A third plan expected to be submitted by the Greek government to institutional creditors in order to cover a 1.8-billion-euro gap in a 5.4-billion-euro total package over the 2016-2018 period lists no less than 10 indirect tax hikes and two spending cuts.
A third plan expected to be submitted by the Greek government to institutional creditors in order to cover a 1.8-billion-euro gap in a 5.4-billion-euro total package over the 2016-2018 period lists no less than 10 indirect tax hikes and two spending cuts.
The package of measures is demanded by the "quartet" to cover expected fiscal gaps in three upcoming state budgets, with the two sides still disagreeing over the level of the shortfall.
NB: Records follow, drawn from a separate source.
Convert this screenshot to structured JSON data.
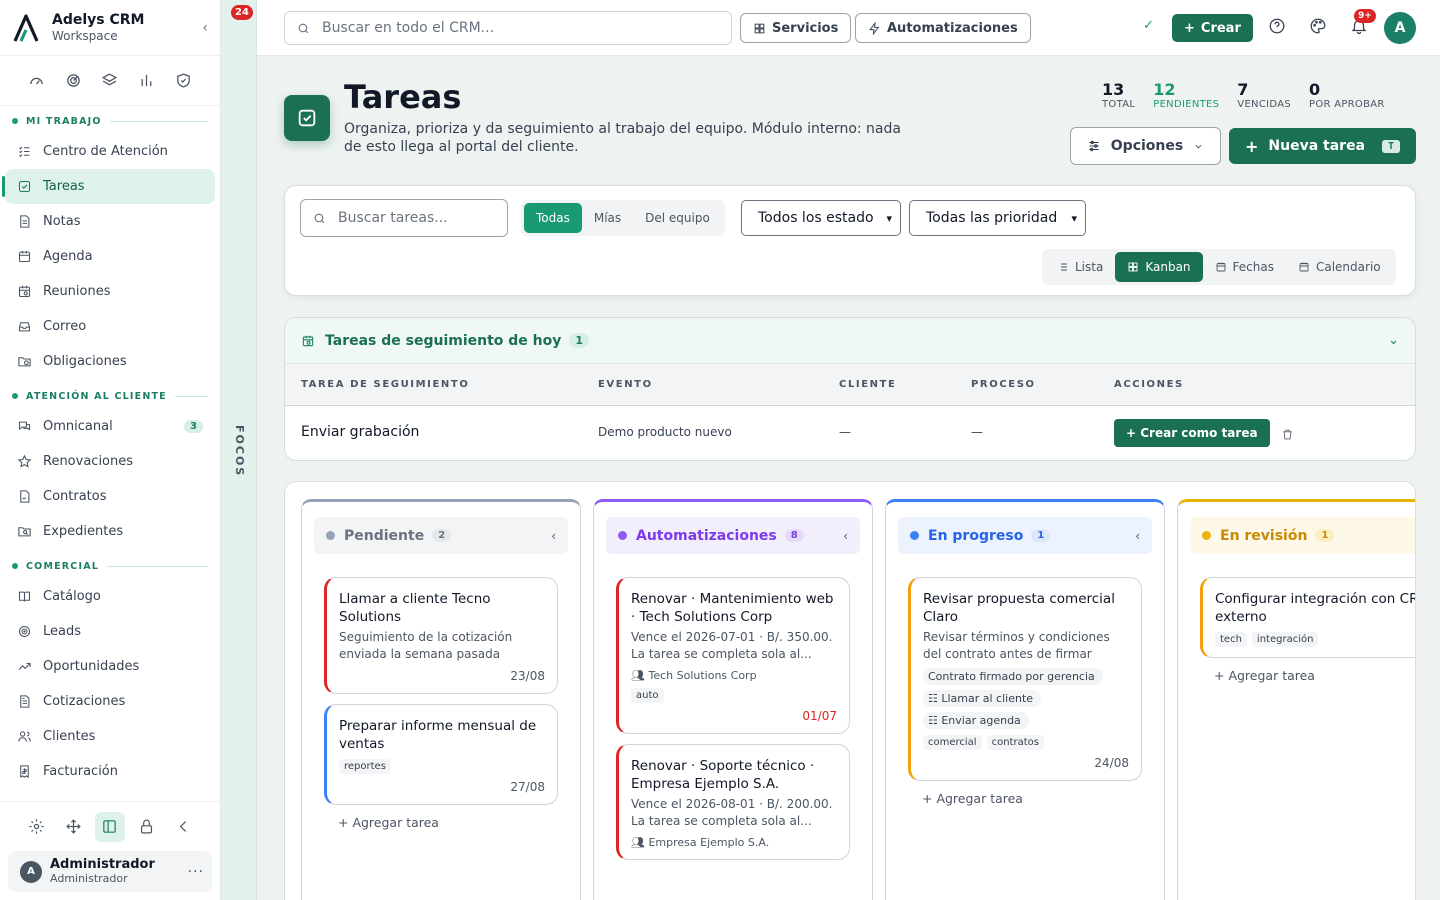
{
  "brand": {
    "name": "Adelys CRM",
    "sub": "Workspace"
  },
  "sidebar": {
    "sections": [
      {
        "label": "MI TRABAJO",
        "items": [
          {
            "label": "Centro de Atención",
            "icon": "list-check-icon"
          },
          {
            "label": "Tareas",
            "icon": "checkbox-icon",
            "active": true
          },
          {
            "label": "Notas",
            "icon": "note-icon"
          },
          {
            "label": "Agenda",
            "icon": "calendar-icon"
          },
          {
            "label": "Reuniones",
            "icon": "calendar-clock-icon"
          },
          {
            "label": "Correo",
            "icon": "inbox-icon"
          },
          {
            "label": "Obligaciones",
            "icon": "folder-clock-icon"
          }
        ]
      },
      {
        "label": "ATENCIÓN AL CLIENTE",
        "items": [
          {
            "label": "Omnicanal",
            "icon": "chat-icon",
            "badge": "3"
          },
          {
            "label": "Renovaciones",
            "icon": "star-icon"
          },
          {
            "label": "Contratos",
            "icon": "file-sign-icon"
          },
          {
            "label": "Expedientes",
            "icon": "folder-search-icon"
          }
        ]
      },
      {
        "label": "COMERCIAL",
        "items": [
          {
            "label": "Catálogo",
            "icon": "book-icon"
          },
          {
            "label": "Leads",
            "icon": "target-icon"
          },
          {
            "label": "Oportunidades",
            "icon": "trend-icon"
          },
          {
            "label": "Cotizaciones",
            "icon": "document-icon"
          },
          {
            "label": "Clientes",
            "icon": "users-icon"
          },
          {
            "label": "Facturación",
            "icon": "invoice-icon"
          }
        ]
      }
    ],
    "user": {
      "initial": "A",
      "name": "Administrador",
      "role": "Administrador"
    }
  },
  "rail": {
    "badge": "24",
    "label": "FOCOS"
  },
  "topbar": {
    "search_placeholder": "Buscar en todo el CRM...",
    "services_label": "Servicios",
    "automations_label": "Automatizaciones",
    "create_label": "Crear",
    "notif_badge": "9+",
    "avatar": "A"
  },
  "header": {
    "title": "Tareas",
    "description": "Organiza, prioriza y da seguimiento al trabajo del equipo. Módulo interno: nada de esto llega al portal del cliente.",
    "stats": [
      {
        "value": "13",
        "label": "TOTAL"
      },
      {
        "value": "12",
        "label": "PENDIENTES"
      },
      {
        "value": "7",
        "label": "VENCIDAS"
      },
      {
        "value": "0",
        "label": "POR APROBAR"
      }
    ],
    "options_label": "Opciones",
    "new_task_label": "Nueva tarea",
    "new_task_shortcut": "T"
  },
  "filters": {
    "search_placeholder": "Buscar tareas...",
    "scope": [
      "Todas",
      "Mías",
      "Del equipo"
    ],
    "status_select": "Todos los estado",
    "priority_select": "Todas las prioridad",
    "views": [
      "Lista",
      "Kanban",
      "Fechas",
      "Calendario"
    ]
  },
  "followups": {
    "title": "Tareas de seguimiento de hoy",
    "count": "1",
    "columns": [
      "TAREA DE SEGUIMIENTO",
      "EVENTO",
      "CLIENTE",
      "PROCESO",
      "ACCIONES"
    ],
    "rows": [
      {
        "task": "Enviar grabación",
        "event": "Demo producto nuevo",
        "client": "—",
        "process": "—",
        "action": "+ Crear como tarea"
      }
    ]
  },
  "kanban": {
    "add_label": "+ Agregar tarea",
    "columns": [
      {
        "name": "Pendiente",
        "count": "2",
        "color": "#94a3b8",
        "cards": [
          {
            "title": "Llamar a cliente Tecno Solutions",
            "desc": "Seguimiento de la cotización enviada la semana pasada",
            "date": "23/08",
            "accent": "#dc2626"
          },
          {
            "title": "Preparar informe mensual de ventas",
            "tags": [
              "reportes"
            ],
            "date": "27/08",
            "accent": "#3b82f6"
          }
        ]
      },
      {
        "name": "Automatizaciones",
        "count": "8",
        "color": "#8b5cf6",
        "cards": [
          {
            "title": "Renovar · Mantenimiento web · Tech Solutions Corp",
            "desc": "Vence el 2026-07-01 · B/. 350.00. La tarea se completa sola al...",
            "meta": "Tech Solutions Corp",
            "tags": [
              "auto"
            ],
            "date": "01/07",
            "due": true,
            "accent": "#dc2626"
          },
          {
            "title": "Renovar · Soporte técnico · Empresa Ejemplo S.A.",
            "desc": "Vence el 2026-08-01 · B/. 200.00. La tarea se completa sola al...",
            "meta": "Empresa Ejemplo S.A.",
            "accent": "#dc2626"
          }
        ]
      },
      {
        "name": "En progreso",
        "count": "1",
        "color": "#3b82f6",
        "cards": [
          {
            "title": "Revisar propuesta comercial Claro",
            "desc": "Revisar términos y condiciones del contrato antes de firmar",
            "chips": [
              "Contrato firmado por gerencia"
            ],
            "subtasks": [
              "Llamar al cliente",
              "Enviar agenda"
            ],
            "tags": [
              "comercial",
              "contratos"
            ],
            "date": "24/08",
            "accent": "#f59e0b"
          }
        ]
      },
      {
        "name": "En revisión",
        "count": "1",
        "color": "#eab308",
        "cards": [
          {
            "title": "Configurar integración con CRM externo",
            "tags": [
              "tech",
              "integración"
            ],
            "accent": "#f59e0b"
          }
        ]
      }
    ]
  }
}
According to a draft presented by “N” on Wednesday, the finance ministry’s plan foresees a “special overnight tax” tacked on to hotel bills, an expected round of increases in the special fuel consumption taxes – including LPG – yet another fee increase on mobile telephony, the “debut” of a tax on cable TV subscriptions, a higher customs clearance charge for new vehicles as well as a “radical readjustment” of charges on lottery and sports betting pools, i.e. higher taxes.
Another “novel”, by Greek standards, fee will reportedly be slapped on the owners of vehicles with foreign license plates entering Greece – a measure not aimed so much at tourists, but on Greek citizens increasingly registering high-end vehicles in neighboring countries but using the cars in Greece.
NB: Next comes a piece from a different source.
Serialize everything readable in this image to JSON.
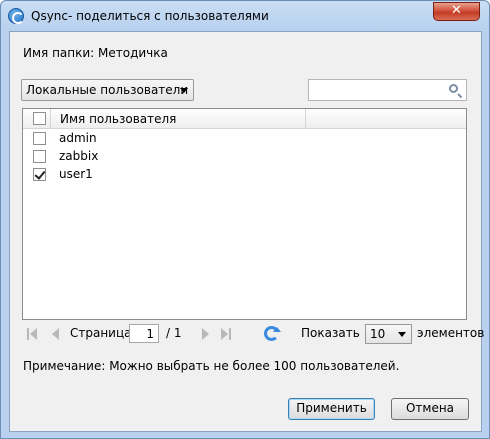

Beyond higher taxes, direct and indirect, spending cuts are described as a hiring “freeze” in Greece’s core and wider public sector, along with a modest cut of 100 million euros in defense spending. Initial proposals had called for up to half a billion euros in defense spending reductions.
The all-important “feedback” by institutional creditors (Commission, ECB, ESM, IMF) will then, in all probability, finalize the package.
For instance, the Greek side has hinted that the IMF wants the VAT rate increased in utility (power, water) charges, ostensibly because VAT remittances from the specific sector are very predictable, as opposed to VAT remittance from the restaurant-bar-café sector.